The city received conditional entry into the CFL way back in 1984 but funding fell through and the Atlantic Schooners project was eventually abandoned. Since then, for the past quarter century, there has been little good news for Halifax on the CFL front.
This past week, the CFL cause, and Halifax football in general, lost a little more stature.
It started with the official word that the next three Uteck Bowls, the Canadian Interuniversity Sport semifinal named after late former Saint Mary’s University coach Larry Uteck, will move from Halifax to Moncton.
Why? Huskies Stadium has seen better days. Moncton has a new one that can be expanded to seat 20,000 fans and Atlantic University Sport is trying to get a new football program started at the university there.
A second downer for Halifax football fans came Saturday.
Mount Allison University, an admittedly once-great AUS football franchise but in recent seasons a team that annually struggled to avoid the Atlantic Conference basement, upset the Saint Mary’s Huskies. In fact, it was the third consecutive loss for the now last-place Huskies, the team that is annually favoured to win the Atlantic Conference.
The Mounties’ win over the Huskies was a neutral-site game. Where did this gigantic upset take place? Hey, it could have been Sydney, perhaps Charlottetown. But no, it had to be in Moncton, this week’s centre of the universe for Maritime football.
And that brings us to Moncton’s coup de grace on the pro-football front, the biggest football victory in a week of significant Moncton football wins — Sunday’s sold-out Touchdown Atlantic, with more than 20,000 fans gathered in Moncton’s new stadium to watch the Edmonton Eskimos tackle the Toronto Argonauts in a regular season CFL game.
TSN’s pre-game show was filled with glowing comments about Moncton’s can-do attitude and the possibility of it someday getting a CFL team. The broadcast did a good job of creating a pathway in the national psyche that if a CFL team does ever come this way, Moncton is the leading and maybe ideal choice.
It was the type of publicity that the most ardent and wealthy supporters of a cause couldn’t have purchased.
Where does all this pro-Moncton CFL sentiment leave Halifax? Basically, Halifax is where it has been for a too long — watching from the sidelines. The city still has no stadium, has no plan that it has shared with the public to get a stadium and, even in Sunday’s TSN game broadcast, there seemed to be surprise at Halifax’s seeming indifference to the CFL.
That indifference has become one of the greatest assets in the Moncton charge.
But Halifax’s surrender need not be permanent.

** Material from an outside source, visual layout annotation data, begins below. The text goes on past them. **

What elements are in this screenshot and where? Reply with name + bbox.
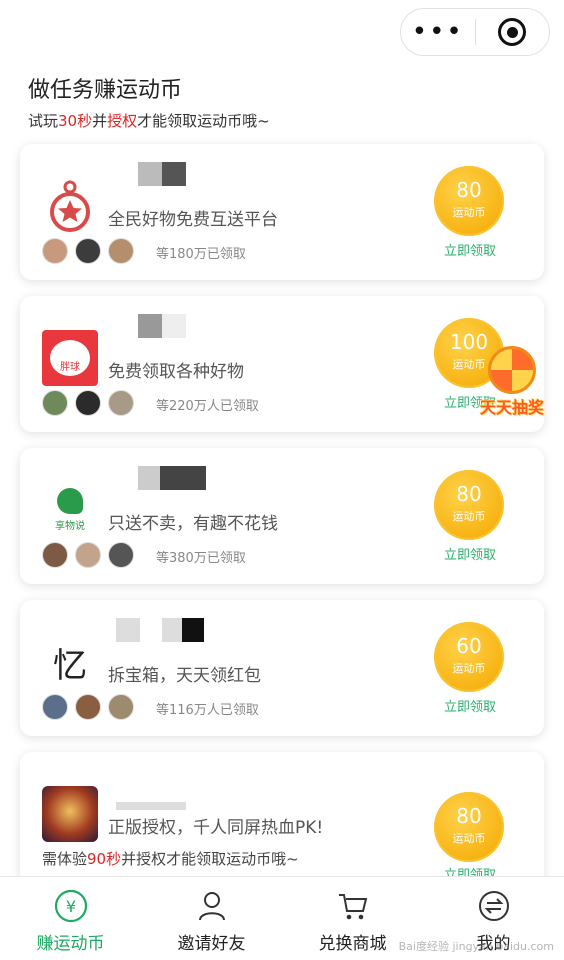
person-icon <box>198 892 225 921</box>
footer-note: 需体验90秒并授权才能领取运动币哦~ <box>42 850 299 868</box>
panda-logo-icon: 胖球 <box>42 330 98 386</box>
coin-value: 80 <box>456 178 482 202</box>
page-subtitle: 试玩30秒并授权才能领取运动币哦~ <box>28 112 270 130</box>
app-name-redacted <box>138 466 208 490</box>
target-icon <box>498 18 527 46</box>
avatar <box>75 542 101 568</box>
claimed-count: 等220万人已领取 <box>156 399 259 414</box>
app-name-redacted <box>116 618 236 642</box>
coin-reward: 60 运动币 <box>434 622 504 692</box>
coin-value: 80 <box>456 482 482 506</box>
coin-reward: 80 运动币 <box>434 470 504 540</box>
yi-logo-icon: 忆 <box>42 634 98 690</box>
lottery-badge[interactable]: 天天抽奖 <box>470 340 554 424</box>
task-desc: 只送不卖，有趣不花钱 <box>108 514 278 534</box>
cart-icon <box>338 894 367 920</box>
logo-text: 忆 <box>53 645 87 686</box>
avatar <box>75 694 101 720</box>
avatar-group <box>42 238 141 264</box>
coin-value: 80 <box>456 804 482 828</box>
profile-exchange-icon <box>478 891 509 921</box>
coin-reward: 80 运动币 <box>434 166 504 236</box>
close-button[interactable] <box>476 18 550 46</box>
claim-button[interactable]: 立即领取 <box>444 544 496 563</box>
coin-unit: 运动币 <box>452 662 486 675</box>
game-logo-icon <box>42 786 98 842</box>
prize-wheel-icon <box>488 346 536 394</box>
tab-earn[interactable]: ¥ 赚运动币 <box>0 877 141 960</box>
avatar-group <box>42 694 141 720</box>
avatar <box>108 694 134 720</box>
avatar <box>108 390 134 416</box>
coin-unit: 运动币 <box>452 206 486 219</box>
svg-text:¥: ¥ <box>65 897 75 916</box>
task-card[interactable]: 忆 拆宝箱，天天领红包 等116万人已领取 60 运动币 立即领取 <box>20 600 544 736</box>
avatar <box>75 390 101 416</box>
bottom-tab-bar: ¥ 赚运动币 邀请好友 兑换商城 我的 Bai度经验 jingyan.baidu… <box>0 876 564 960</box>
medal-logo-icon <box>50 180 90 232</box>
more-dots-icon[interactable]: ••• <box>401 8 475 56</box>
claimed-count: 等380万已领取 <box>156 551 246 566</box>
avatar <box>42 542 68 568</box>
page-title: 做任务赚运动币 <box>28 78 183 103</box>
logo-text: 胖球 <box>60 362 80 373</box>
watermark: Bai度经验 jingyan.baidu.com <box>398 940 554 953</box>
avatar-group <box>42 390 141 416</box>
coin-unit: 运动币 <box>452 832 486 845</box>
tab-label: 邀请好友 <box>177 934 246 954</box>
app-name-redacted <box>138 314 208 338</box>
coin-value: 60 <box>456 634 482 658</box>
coin-unit: 运动币 <box>452 510 486 523</box>
task-desc: 正版授权，千人同屏热血PK! <box>108 818 324 838</box>
avatar <box>108 238 134 264</box>
avatar-group <box>42 542 141 568</box>
gift-logo-icon: 享物说 <box>42 482 98 538</box>
claim-button[interactable]: 立即领取 <box>444 240 496 259</box>
app-name-redacted <box>116 802 186 810</box>
task-desc: 拆宝箱，天天领红包 <box>108 666 261 686</box>
claimed-count: 等116万人已领取 <box>156 703 259 718</box>
tab-label: 赚运动币 <box>36 934 105 954</box>
task-card[interactable]: 胖球 免费领取各种好物 等220万人已领取 100 运动币 立即领取 <box>20 296 544 432</box>
claim-button[interactable]: 立即领取 <box>444 696 496 715</box>
app-name-redacted <box>138 162 208 186</box>
task-desc: 全民好物免费互送平台 <box>108 210 278 230</box>
avatar <box>75 238 101 264</box>
logo-text: 享物说 <box>55 521 85 532</box>
avatar <box>42 694 68 720</box>
lottery-label: 天天抽奖 <box>479 398 544 417</box>
claimed-count: 等180万已领取 <box>156 247 246 262</box>
task-desc: 免费领取各种好物 <box>108 362 244 382</box>
tab-invite[interactable]: 邀请好友 <box>141 877 282 960</box>
task-card[interactable]: 享物说 只送不卖，有趣不花钱 等380万已领取 80 运动币 立即领取 <box>20 448 544 584</box>
coin-reward: 80 运动币 <box>434 792 504 862</box>
mini-program-capsule: ••• <box>400 8 550 56</box>
avatar <box>42 390 68 416</box>
yen-coin-icon: ¥ <box>54 889 87 923</box>
avatar <box>108 542 134 568</box>
avatar <box>42 238 68 264</box>
task-card[interactable]: 全民好物免费互送平台 等180万已领取 80 运动币 立即领取 <box>20 144 544 280</box>
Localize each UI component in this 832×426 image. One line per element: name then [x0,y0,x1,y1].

Remember, any eventual CFL move to the East Coast, something the league has wanted for a long time, remains a long-term project. So there is plenty of time to jockey for position.
First, there will be more CFL experiments in Moncton to ensure that the attraction isn’t simply a short-term infatuation.
Then there will have to be talk about expensive, increased permanent seating to make the stadium meet CFL minimum requirements. And, in what’s often the most difficult challenge, some millionaire investor or corporation has to put down the money to join the league and sustain a franchise.
Halifax isn’t out of the picture, although the attitude here needs a major realignment for the city to become a genuine player. But even the strongest proponents of the CFL-for-Halifax effort must concede that this was definitely Moncton’s week to shine.